Второе, почему я критикую Красный Крест. С 2014 года мы фактически находимся в состоянии российско-украинского международного военного конфликта. Я сейчас использовал дефиницию на основании Международного гуманитарного права. Мы называем это войной. Но Международный комитет Красного Креста до предыдущего года называл то, что у нас происходит между Россией и Украиной, “ситуацией” или использовал, что еще хуже, термин “кризис в Украине”.

Это была первая проблема, которая показывает всю сущность проблематики отношения Международного комитета Красного Креста к своему мандату. Они использовали неправильные дефиниции, они использовали неправильные подходы. И на мой взгляд, проблема в том числе лежит и в их осознании того, что скрывается под маской нейтральности.

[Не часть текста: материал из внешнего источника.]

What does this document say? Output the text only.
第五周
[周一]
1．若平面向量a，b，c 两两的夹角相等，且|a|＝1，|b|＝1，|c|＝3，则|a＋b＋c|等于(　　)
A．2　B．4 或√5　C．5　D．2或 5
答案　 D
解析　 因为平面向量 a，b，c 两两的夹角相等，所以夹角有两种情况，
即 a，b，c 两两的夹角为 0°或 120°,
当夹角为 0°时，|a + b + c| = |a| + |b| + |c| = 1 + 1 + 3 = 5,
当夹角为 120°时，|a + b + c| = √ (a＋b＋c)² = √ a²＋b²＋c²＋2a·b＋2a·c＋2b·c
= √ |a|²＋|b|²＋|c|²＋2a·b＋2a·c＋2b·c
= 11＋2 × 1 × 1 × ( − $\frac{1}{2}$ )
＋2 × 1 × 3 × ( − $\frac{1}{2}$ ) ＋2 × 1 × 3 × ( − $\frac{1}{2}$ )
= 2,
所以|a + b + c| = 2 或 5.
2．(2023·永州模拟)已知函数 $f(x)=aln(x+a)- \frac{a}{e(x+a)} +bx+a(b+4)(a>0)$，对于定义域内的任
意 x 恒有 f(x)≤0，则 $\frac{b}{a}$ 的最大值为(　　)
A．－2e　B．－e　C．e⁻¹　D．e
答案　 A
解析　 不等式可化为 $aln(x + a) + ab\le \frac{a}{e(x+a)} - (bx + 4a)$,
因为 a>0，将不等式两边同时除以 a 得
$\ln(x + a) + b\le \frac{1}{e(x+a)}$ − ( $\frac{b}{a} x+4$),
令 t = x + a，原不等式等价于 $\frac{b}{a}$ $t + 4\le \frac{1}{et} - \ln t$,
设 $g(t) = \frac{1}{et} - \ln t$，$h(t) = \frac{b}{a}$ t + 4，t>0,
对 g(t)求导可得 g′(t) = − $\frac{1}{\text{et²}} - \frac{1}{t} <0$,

Они постоянно мне говорят: мы не можем ничего сказать про российскую сторону, потому что мы нейтральны. Я говорю: нет вопросов, мы же не заставляем вас выйти и сказать, что в этом международном военном конфликте российская сторона виновата, украинская сторона не виновата? Это были бы, скажем так, уже оценочные суждения, которые могли бы повлиять на вашу работу. Мы этого от вас не требуем.

Но мы требуем, чтобы вы вышли и сказали: у вас на территории Украины есть какие-то проблемы с выполнением вашего мандата? Вы в любое время можете посетить российских военнопленных, вы можете с ними пообщаться наедине, вы можете проконтролировать их право на получение медицинской помощи, их общение с родственниками, которые живут на территории РФ. По каждому пункту Женевской конвенции я абсолютно публично могу подтвердить, что Украина выполняет весь спектр своих обязательств, и российские военнопленные, как бы дико это сейчас ни прозвучало для граждан Украины, защищены. И я как украинский уполномоченный по правам человека Верховной рады Украины смотрю за тем, чтобы их права как официальных лиц, военнопленных, которые находятся в специально созданном лагере для военнопленных российской армии, соблюдались.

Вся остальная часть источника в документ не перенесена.